The challenges facing small to medium-sized businesses continue to grow. Two issues remain a constant focus for employers–controlling benefit costs and attracting and retaining high-quality employees.
While these two challenges continue to rise to the top, employers face another problem: Many employees have a lot more on their mind than work.
Employees have more than work on their mind because they face a mounting list of concerns: saving enough money to retire, balancing work and life, and being asked to share more in the decision-making and cost of their benefits. While employers would like to think employees deal with these concerns outside the job, in reality, it just doesn’t happen that way. Employees use valuable work hours on these issues, often causing a drain on productivity.
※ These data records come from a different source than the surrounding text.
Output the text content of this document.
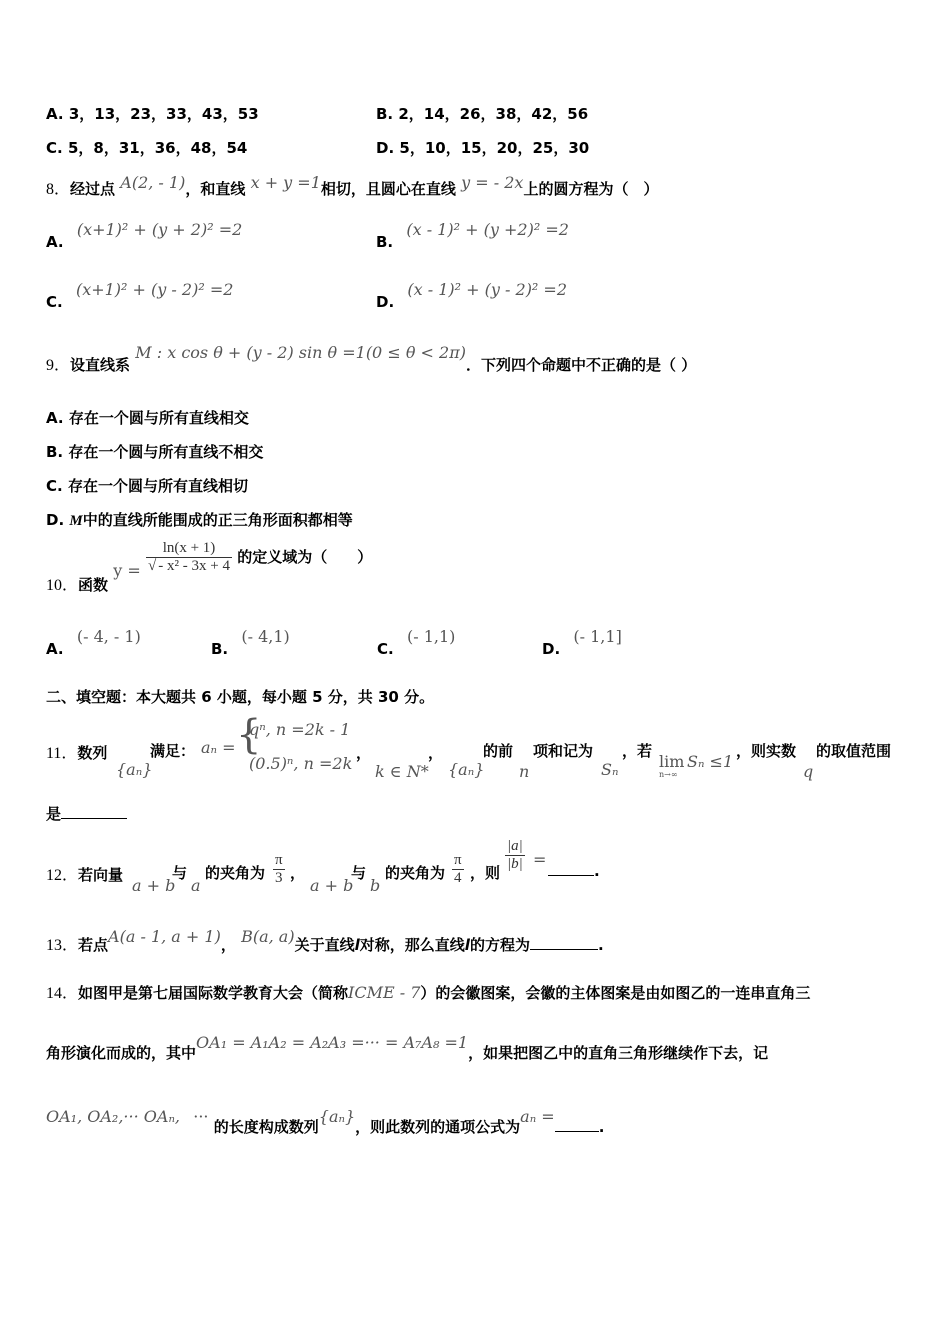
A. 3，13，23，33，43，53	B. 2，14，26，38，42，56
C. 5，8，31，36，48，54	D. 5，10，15，20，25，30
8．经过点 A(2, - 1)，和直线 x + y =1相切，且圆心在直线 y = - 2x上的圆方程为（　）
A. (x+1)² + (y + 2)² =2
B. (x - 1)² + (y +2)² =2
C. (x+1)² + (y - 2)² =2
D. (x - 1)² + (y - 2)² =2
9．设直线系 M : x cos θ + (y - 2) sin θ =1(0 ≤ θ < 2π)．下列四个命题中不正确的是（ ）
A. 存在一个圆与所有直线相交
B. 存在一个圆与所有直线不相交
C. 存在一个圆与所有直线相切
D. M中的直线所能围成的正三角形面积都相等
10．函数 $y = \frac{\ln(x + 1)}{\text{√ - x² - 3x + 4}}$ 的定义域为（　　）
A. (- 4, - 1)
B. (- 4,1)
C. (- 1,1)
D. (- 1,1]
二、填空题：本大题共 6 小题，每小题 5 分，共 30 分。
11．数列
{aₙ}
满足： aₙ = {
qⁿ, n =2k - 1
(0.5)ⁿ, n =2k
，
k ∈ N*
，
{aₙ}
的前
n
项和记为
Sₙ
，若
lim
n→∞
Sₙ ≤1
，则实数
q
的取值范围
是
12．若向量
a + b
与
a
的夹角为 $\frac{\pi}{3}$ ，
a + b
与
b
的夹角为 $\frac{\pi}{4}$ ，则 $\frac{|a|}{|b|}$ =
.
13．若点A(a - 1, a + 1)， B(a, a)关于直线l对称，那么直线l的方程为	.
14．如图甲是第七届国际数学教育大会（简称ICME - 7）的会徽图案，会徽的主体图案是由如图乙的一连串直角三
角形演化而成的，其中OA₁ = A₁A₂ = A₂A₃ =··· = A₇A₈ =1，如果把图乙中的直角三角形继续作下去，记
OA₁, OA₂,··· OAₙ, ··· 的长度构成数列{aₙ}，则此数列的通项公式为aₙ =.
Not surprisingly, as employers place more of the benefit selection decision in employees’ hands–whether through consumer-driven products such as health savings accounts or voluntary products–employees become overwhelmed with too much information.
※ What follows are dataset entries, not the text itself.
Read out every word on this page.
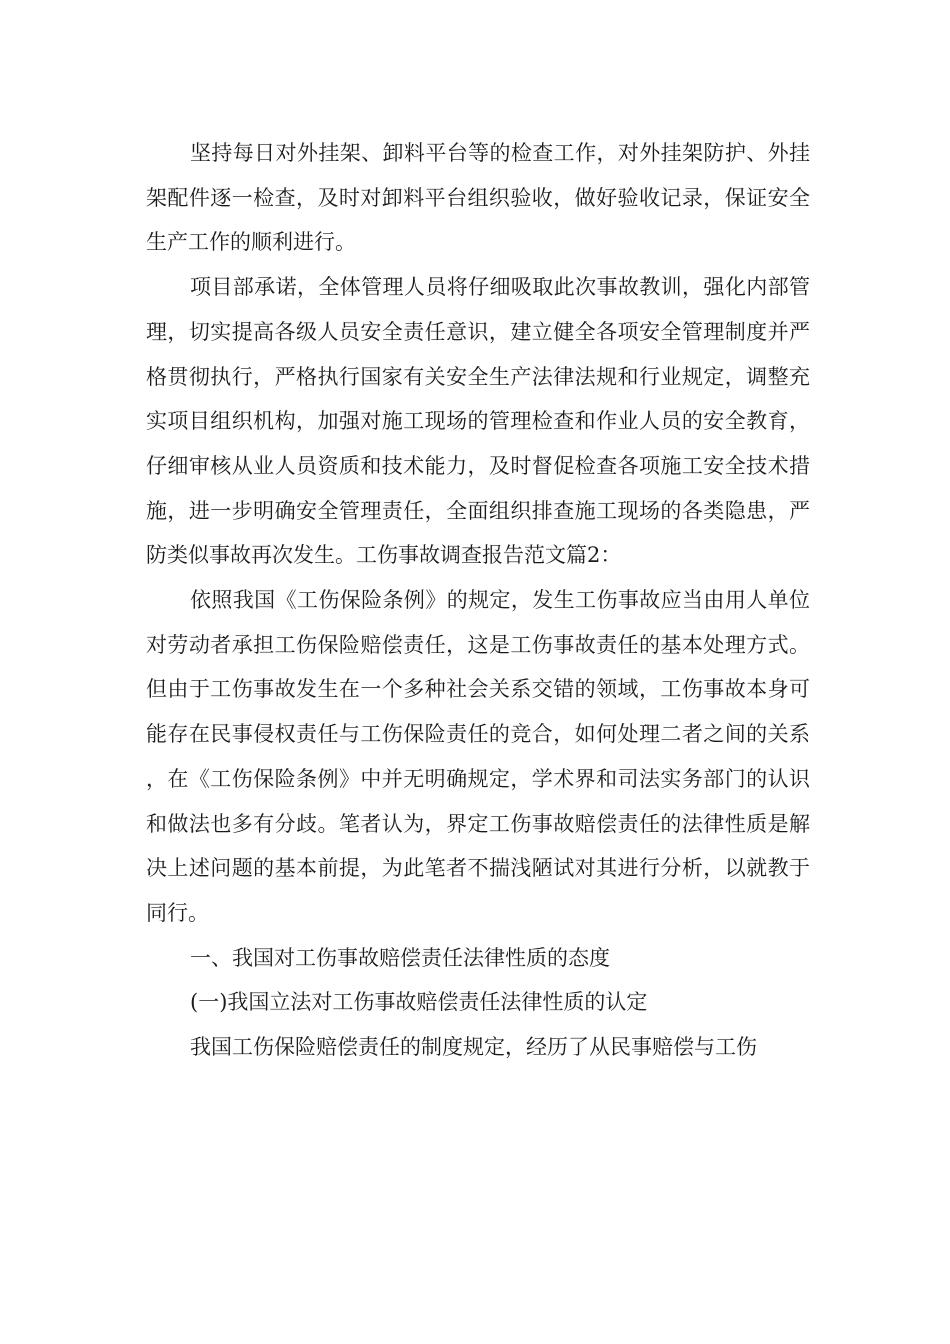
坚持每日对外挂架、卸料平台等的检查工作，对外挂架防护、外挂架配件逐一检查，及时对卸料平台组织验收，做好验收记录，保证安全生产工作的顺利进行。

项目部承诺，全体管理人员将仔细吸取此次事故教训，强化内部管理，切实提高各级人员安全责任意识，建立健全各项安全管理制度并严格贯彻执行，严格执行国家有关安全生产法律法规和行业规定，调整充实项目组织机构，加强对施工现场的管理检查和作业人员的安全教育，仔细审核从业人员资质和技术能力，及时督促检查各项施工安全技术措施，进一步明确安全管理责任，全面组织排查施工现场的各类隐患，严防类似事故再次发生。工伤事故调查报告范文篇2：

依照我国《工伤保险条例》的规定，发生工伤事故应当由用人单位对劳动者承担工伤保险赔偿责任，这是工伤事故责任的基本处理方式。但由于工伤事故发生在一个多种社会关系交错的领域，工伤事故本身可能存在民事侵权责任与工伤保险责任的竞合，如何处理二者之间的关系，在《工伤保险条例》中并无明确规定，学术界和司法实务部门的认识和做法也多有分歧。笔者认为，界定工伤事故赔偿责任的法律性质是解决上述问题的基本前提，为此笔者不揣浅陋试对其进行分析，以就教于同行。

一、我国对工伤事故赔偿责任法律性质的态度

(一)我国立法对工伤事故赔偿责任法律性质的认定

我国工伤保险赔偿责任的制度规定，经历了从民事赔偿与工伤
Retirement planning is another good example. Employees are faced with numerous decisions about their retirement plan, from how much to defer to where to invest funds. Now, as many employers restructure their pension plans, employees once again will need to rethink their retirement savings plans.
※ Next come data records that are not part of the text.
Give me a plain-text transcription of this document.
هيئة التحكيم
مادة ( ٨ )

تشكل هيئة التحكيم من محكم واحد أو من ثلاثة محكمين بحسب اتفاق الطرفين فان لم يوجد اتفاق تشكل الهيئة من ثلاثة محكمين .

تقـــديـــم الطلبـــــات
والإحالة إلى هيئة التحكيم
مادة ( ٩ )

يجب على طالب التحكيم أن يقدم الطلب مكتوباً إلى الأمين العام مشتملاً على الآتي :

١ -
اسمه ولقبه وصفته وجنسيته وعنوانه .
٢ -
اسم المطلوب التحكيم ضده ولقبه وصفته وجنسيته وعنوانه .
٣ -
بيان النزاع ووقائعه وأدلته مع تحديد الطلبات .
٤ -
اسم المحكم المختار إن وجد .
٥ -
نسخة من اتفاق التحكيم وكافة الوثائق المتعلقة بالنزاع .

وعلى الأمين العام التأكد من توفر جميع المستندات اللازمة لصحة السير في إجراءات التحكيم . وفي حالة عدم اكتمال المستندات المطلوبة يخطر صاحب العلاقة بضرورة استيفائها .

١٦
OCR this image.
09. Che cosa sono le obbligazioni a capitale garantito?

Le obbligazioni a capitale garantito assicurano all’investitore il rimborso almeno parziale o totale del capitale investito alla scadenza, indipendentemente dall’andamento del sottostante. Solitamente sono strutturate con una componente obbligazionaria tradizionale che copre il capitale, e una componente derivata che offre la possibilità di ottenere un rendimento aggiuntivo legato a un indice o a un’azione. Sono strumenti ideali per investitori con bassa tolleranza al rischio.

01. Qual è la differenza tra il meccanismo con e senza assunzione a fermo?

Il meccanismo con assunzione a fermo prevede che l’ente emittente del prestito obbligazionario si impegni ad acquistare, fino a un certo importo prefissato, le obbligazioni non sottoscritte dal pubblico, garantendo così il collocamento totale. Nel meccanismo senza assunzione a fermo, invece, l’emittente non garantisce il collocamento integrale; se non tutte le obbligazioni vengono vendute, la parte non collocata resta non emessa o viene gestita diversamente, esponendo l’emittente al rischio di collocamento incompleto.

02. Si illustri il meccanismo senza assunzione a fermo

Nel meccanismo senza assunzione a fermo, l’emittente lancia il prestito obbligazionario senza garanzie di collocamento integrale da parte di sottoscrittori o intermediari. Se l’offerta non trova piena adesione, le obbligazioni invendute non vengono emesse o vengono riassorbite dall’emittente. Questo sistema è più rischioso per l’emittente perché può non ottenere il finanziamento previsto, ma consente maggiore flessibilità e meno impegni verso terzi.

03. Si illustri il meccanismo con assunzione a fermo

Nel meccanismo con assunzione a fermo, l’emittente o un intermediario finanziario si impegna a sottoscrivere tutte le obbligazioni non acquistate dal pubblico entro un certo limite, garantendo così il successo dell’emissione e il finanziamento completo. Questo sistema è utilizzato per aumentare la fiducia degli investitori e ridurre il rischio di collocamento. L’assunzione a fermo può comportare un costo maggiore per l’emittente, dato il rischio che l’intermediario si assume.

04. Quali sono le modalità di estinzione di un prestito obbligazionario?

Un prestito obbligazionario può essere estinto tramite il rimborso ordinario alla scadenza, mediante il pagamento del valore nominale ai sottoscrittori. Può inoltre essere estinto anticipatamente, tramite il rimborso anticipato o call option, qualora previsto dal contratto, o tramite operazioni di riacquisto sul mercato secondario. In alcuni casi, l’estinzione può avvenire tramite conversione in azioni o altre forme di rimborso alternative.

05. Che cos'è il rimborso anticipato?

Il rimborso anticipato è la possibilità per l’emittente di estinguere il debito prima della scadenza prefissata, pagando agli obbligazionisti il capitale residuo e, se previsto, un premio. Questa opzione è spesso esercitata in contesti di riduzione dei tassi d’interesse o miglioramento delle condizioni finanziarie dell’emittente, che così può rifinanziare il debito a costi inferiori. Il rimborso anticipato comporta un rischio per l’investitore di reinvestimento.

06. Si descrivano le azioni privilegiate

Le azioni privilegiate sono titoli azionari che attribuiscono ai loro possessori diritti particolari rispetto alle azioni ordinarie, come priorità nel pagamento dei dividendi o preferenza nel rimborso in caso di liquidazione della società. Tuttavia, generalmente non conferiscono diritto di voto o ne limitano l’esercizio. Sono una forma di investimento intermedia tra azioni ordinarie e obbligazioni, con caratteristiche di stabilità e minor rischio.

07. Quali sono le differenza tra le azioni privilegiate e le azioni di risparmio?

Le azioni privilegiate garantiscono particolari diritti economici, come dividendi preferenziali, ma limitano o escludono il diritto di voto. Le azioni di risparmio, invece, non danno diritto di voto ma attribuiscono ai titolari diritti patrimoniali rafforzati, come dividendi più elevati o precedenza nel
What are employers to do? For one thing, they need to take this opportunity to give employees what they want and need–enlightening information about their benefits in an easy-to-understand format as well as access to financial professionals to assist them at the worksite. Doing this will help make employees better consumers and better prepared to make decisions about their financial well-being. Ultimately, this helps employees better focus on their work responsibilities.
It sounds simple, but it can be tricky. If you consider all the information employees need to understand their benefits, you see the dilemma. Even those of us who work in the benefits industry can find benefit selection time stressful. It’s not easy digging through piles of information to make sure you’re making the best decisions to protect yourself and your family or save for the future. Yet we continue to overload employees with a mass of benefit information.
Perhaps we need to consider a different approach. Instead of throwing everything at employees at benefit selection time, a better alternative would be to educate employees throughout the year with smaller amounts of information. This would result in employees getting key information needed to make a buying decision only during the benefit selection period. Employers can use the rest of the year to prepare employees for making the necessary decisions and to reinforce the good decisions employees have made.
Opportunities abound to educate employees on the features and benefits of the products they’ve selected, whether it is an employee assistance program, beneficiary support programs or any number of value-added benefits.
Employees educated about the need for financial protection can be sold voluntary products to fill gaps in that protection. Employers don’t need to provide all the needed products in their benefit program, because employees also have access to products outside the program, such as mutual funds and individual disability insurance. Financial advisors can help employees develop a better understanding and appreciation for their employer’s benefits package while also giving them a comprehensive financial plan to meet their needs.
Consumer-driven products and voluntary benefits will continue to become more prominent components of the employee benefit package. As they do, it becomes increasingly important that employees become more involved in benefit decisions and that employers educate employees on the benefit package they provide. We in the insurance and benefits industry need to make sure we are doing everything we can to help employers face today’s many challenges. A big part of that is presenting creative opportunities that assure their employees understand their benefits.